Sul piano narrativo avviene la svolta significativa quando arriva Kathy (Alissa Wilms), biondissima e promettente cavallerizza dal fisico statuario, che deve trascorre in fattoria un periodo di vacanza durante il quale seguire un corso di dressage tenuto da Nina.
Comincia tra le due coetanee una lentissima fase di reciproca esplorazione, circospetta, all’inizio, poi sempre più aperta, disponibile alla confidenza e alla conoscenza di quell’altro in cui ritroviamo noi stessi.
Piccole complicità si susseguono nei giorni, a costruire, con calma, il rapporto tra le due.

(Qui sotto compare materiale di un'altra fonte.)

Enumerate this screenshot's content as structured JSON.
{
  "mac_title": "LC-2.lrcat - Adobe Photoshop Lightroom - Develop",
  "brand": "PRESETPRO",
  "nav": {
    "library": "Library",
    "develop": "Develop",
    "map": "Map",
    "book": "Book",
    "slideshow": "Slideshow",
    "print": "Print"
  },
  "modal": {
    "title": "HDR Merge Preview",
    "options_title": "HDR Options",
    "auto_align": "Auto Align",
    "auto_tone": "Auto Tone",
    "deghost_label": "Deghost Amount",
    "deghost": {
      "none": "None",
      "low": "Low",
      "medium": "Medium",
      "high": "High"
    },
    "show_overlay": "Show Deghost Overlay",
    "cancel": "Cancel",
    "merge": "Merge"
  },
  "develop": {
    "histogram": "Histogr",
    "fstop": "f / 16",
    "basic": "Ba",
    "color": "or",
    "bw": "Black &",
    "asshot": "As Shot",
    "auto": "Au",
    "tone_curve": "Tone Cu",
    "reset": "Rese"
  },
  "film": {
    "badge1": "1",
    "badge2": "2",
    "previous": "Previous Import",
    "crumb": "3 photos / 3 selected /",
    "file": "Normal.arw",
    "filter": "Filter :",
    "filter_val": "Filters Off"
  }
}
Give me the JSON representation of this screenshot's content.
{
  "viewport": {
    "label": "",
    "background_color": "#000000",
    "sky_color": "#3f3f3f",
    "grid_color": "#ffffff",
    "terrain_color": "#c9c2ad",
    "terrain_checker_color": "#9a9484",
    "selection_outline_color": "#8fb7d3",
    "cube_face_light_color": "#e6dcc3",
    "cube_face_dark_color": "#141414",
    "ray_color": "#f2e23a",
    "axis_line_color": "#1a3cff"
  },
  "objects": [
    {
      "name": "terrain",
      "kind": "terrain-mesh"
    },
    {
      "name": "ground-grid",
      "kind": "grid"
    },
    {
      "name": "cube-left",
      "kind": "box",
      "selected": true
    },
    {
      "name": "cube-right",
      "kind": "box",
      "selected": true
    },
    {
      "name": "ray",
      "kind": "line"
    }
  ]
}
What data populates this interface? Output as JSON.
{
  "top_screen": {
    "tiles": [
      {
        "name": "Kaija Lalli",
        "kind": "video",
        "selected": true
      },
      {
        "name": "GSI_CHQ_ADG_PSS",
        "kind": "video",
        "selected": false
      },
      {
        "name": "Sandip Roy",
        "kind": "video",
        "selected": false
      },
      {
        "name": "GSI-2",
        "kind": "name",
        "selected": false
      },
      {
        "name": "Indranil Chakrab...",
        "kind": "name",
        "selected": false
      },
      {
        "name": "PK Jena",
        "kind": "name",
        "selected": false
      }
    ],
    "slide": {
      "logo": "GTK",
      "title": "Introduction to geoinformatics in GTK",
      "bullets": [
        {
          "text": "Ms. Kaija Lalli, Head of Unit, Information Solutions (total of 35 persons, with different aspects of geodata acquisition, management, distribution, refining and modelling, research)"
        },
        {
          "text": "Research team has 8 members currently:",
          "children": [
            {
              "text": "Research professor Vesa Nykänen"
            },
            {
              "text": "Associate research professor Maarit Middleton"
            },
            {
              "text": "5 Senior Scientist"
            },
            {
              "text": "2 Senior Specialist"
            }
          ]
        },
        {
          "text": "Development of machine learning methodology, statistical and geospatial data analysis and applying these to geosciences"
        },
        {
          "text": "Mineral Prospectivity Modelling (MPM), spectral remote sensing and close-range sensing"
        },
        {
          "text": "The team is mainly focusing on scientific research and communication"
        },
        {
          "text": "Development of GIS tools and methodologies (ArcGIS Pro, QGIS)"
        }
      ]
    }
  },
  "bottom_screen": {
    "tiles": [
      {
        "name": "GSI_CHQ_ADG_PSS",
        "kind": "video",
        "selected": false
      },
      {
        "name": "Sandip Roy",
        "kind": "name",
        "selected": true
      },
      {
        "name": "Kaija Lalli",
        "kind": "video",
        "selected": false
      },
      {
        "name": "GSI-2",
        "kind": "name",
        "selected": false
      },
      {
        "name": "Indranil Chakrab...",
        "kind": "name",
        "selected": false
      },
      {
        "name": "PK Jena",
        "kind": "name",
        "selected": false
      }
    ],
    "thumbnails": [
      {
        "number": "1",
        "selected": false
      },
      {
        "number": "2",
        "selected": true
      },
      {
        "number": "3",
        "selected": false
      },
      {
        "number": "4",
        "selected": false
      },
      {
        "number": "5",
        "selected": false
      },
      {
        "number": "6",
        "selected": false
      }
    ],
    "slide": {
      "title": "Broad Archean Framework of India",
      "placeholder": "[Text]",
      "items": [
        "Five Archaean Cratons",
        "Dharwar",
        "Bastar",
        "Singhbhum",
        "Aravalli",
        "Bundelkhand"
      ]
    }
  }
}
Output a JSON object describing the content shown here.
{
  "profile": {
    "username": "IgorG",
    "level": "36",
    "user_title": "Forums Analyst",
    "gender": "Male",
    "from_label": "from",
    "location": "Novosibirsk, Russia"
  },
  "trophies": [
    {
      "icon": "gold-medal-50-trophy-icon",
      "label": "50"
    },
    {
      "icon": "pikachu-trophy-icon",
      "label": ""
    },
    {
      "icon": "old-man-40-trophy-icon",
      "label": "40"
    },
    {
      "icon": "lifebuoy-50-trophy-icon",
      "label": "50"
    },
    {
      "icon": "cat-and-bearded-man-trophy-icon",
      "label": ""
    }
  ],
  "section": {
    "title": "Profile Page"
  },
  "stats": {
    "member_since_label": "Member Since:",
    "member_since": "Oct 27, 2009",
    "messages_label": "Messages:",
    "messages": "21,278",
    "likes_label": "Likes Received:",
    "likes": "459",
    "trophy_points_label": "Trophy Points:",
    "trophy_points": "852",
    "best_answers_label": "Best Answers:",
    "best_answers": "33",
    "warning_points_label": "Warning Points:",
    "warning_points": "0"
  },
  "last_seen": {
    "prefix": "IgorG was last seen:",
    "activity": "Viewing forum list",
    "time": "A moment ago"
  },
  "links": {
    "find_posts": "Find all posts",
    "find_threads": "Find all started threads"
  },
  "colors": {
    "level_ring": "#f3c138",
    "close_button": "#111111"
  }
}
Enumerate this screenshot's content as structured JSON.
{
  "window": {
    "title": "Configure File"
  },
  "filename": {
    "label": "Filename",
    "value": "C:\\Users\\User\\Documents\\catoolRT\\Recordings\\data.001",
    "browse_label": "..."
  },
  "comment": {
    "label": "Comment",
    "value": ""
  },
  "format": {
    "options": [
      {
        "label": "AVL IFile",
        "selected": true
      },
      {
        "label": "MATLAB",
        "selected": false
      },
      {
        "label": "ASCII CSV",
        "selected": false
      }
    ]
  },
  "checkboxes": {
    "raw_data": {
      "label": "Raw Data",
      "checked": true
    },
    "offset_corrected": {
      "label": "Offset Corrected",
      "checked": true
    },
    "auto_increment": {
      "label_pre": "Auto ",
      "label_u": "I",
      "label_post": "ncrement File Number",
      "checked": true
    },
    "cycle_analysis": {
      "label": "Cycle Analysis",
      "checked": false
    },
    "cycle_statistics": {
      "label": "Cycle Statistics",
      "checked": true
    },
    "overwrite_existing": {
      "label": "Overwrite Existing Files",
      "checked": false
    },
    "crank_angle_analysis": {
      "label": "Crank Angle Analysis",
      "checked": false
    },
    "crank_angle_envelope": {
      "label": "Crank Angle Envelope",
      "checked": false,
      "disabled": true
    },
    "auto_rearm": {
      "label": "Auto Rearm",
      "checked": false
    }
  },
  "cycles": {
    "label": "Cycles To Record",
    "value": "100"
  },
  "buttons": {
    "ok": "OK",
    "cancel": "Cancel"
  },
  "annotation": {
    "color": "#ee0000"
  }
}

Giocare insieme nel fango, ballare o fare una gita in bici fianco a fianco, trovare segreti da condividere, come quando Alexa si procura dell’alcool e un po’ di erba, lasciarsi andare a confessioni impronunciabili di fronte ad altri, come quando sempre Alexa confessa all’amica di essere stata adottata e che soffre per l’assenza della sua vera madre brasiliana, una mappatura di scarti minimi dell’anima, di microgesti, che acquistano un valore ingigantito nella costellazione emotiva delle due protagoniste.
Il crescendo è condotto bene dalla regista, forse solo leggermente dilatato nel ritmo, lento nello sviluppo, forse poco appariscente nel raggiungimento del suo culmine, che si pudicamente si limita a un casto bacio nel fienile, dopo che le ragazze hanno bevuto un po’.
Poi apprendiamo che Kathy deve tornare a casa per via della fine delle vacanze.
A questo punto Monika Treut sceglie di sospendere la sua narrazione quasi all’improvviso, lasciando lo spettatore in sospeso, incerto sugli esiti del processo trasformativo che come un’estate (e per un’estate) ha fatto fiorire l’amicizia tra Alexa e Katy, e chiude con la bella inquadratura (forse solo un po’oleografica) di loro due che si allontanano a cavallo, stagliate tra un cielo immenso e metallico e la sabbia di una grande spiaggia, mentre si fanno promessa di rivedersi presto.
Il film si ferma a quel momento di una storia d’amore, magico per senso di poesia e aspettative, in cui le cose, ancora, non hanno preso la propria svolta materiale che le renderà concrete, misurabili, e tutto può ancora accadere, emozionandoci.
Una scelta di gusto delicata e che definirei “appropriata”, ma che in qualche modo si rifà a certe modalità ricorrenti nella cinematografia di genere, facendomi venire in mente altri film del tutto simili come l’altrettanto poetico Mosquita y Mary di Aurora Guerriero.
Particolarmente belli certi quadri delle campagne illividite nel crepuscolo coi cieli sconfinati e ferrigni, immobili nel suono di grilli e di vento e quelle in cui lo scrosciare della pioggia o della natura si gonfia sino a diventare la risacca di un’ipnotico mare che avvolge tutto e dilata ulteriormente spazio e tempo.
Un film certamente non facile per la fruizione generalista, ossuto com’è nell’impianto formale e minimale nelle tessitura narrativa, quasi immobile, a cui, forse, qualche brivido in più, qualche piccola scossa emozionale, avrebbe in certa misura giovato. Resta comunque animato interiormente da sua poesia, sommessa e delicata, da un’atmosfera sospesa e come incantata, che a molti potrebbe piacere, un piccolo e amabile quadro di quell’età incerta e fantastica della vita che è l’adolescenza.